Tetrahedron published new progress about Aromatic nitriles Role: SPN (Synthetic Preparation), PREP (Preparation). 5653-62-3 belongs to class nitriles-buliding-blocks, name is 2,3-Dimethoxybenzonitrile, and the molecular formula is C9H9NO2, HPLC of Formula: 5653-62-3.

Referemce:
Nitrile – Wikipedia,
Nitriles – Chemistry LibreTexts

Thakore, Ruchita R. published the artcileLate-stage Pd-catalyzed Cyanations of Aryl/Heteroaryl Halides in Aqueous Micellar Media, Application of 2-Aminobenzonitrile(Flakes or Chunks), the main research area is haloarene zinc cyanide palladium catalyst cyanation green chem; heterohaloarene zinc cyanide palladium catalyst cyanation green chem; aryl cyanide preparation; heteroaryl cyanide preparation.

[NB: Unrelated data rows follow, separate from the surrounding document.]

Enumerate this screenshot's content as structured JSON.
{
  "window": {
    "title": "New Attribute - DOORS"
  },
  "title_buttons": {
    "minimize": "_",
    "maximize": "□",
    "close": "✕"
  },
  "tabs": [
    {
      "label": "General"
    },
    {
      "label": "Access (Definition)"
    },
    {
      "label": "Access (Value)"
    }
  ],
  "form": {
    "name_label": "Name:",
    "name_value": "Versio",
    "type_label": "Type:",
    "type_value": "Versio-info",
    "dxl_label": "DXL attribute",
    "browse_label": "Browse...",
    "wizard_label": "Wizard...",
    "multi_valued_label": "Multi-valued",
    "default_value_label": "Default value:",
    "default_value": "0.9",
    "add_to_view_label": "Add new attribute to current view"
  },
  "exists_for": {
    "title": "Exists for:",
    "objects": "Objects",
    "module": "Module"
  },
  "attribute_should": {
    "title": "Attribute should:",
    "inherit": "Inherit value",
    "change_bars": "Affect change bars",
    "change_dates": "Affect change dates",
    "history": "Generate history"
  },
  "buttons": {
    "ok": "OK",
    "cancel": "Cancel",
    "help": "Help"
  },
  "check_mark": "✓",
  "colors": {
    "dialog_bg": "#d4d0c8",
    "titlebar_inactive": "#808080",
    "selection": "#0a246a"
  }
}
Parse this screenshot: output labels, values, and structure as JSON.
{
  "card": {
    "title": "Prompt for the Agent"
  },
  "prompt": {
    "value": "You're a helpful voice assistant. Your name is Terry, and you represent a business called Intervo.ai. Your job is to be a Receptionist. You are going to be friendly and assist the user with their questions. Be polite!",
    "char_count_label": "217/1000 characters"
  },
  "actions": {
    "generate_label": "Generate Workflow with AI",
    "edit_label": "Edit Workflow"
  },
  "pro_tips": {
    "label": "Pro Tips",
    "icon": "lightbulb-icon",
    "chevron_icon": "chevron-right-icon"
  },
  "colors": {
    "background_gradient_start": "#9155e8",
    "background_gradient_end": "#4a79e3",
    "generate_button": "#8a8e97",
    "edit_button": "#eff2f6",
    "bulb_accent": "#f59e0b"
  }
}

New technol. was described that enables late stage ppm Pd-catalyzed cyanations of highly complex mols., as well as a wide variety of aryl and heteroaryl halides possessing sensitive functional groups. These reactions are efficient in water containing nanomicelles, formed from a com. available and inexpensive surfactant. The implications for advancing drug synthesis and discovery are apparent.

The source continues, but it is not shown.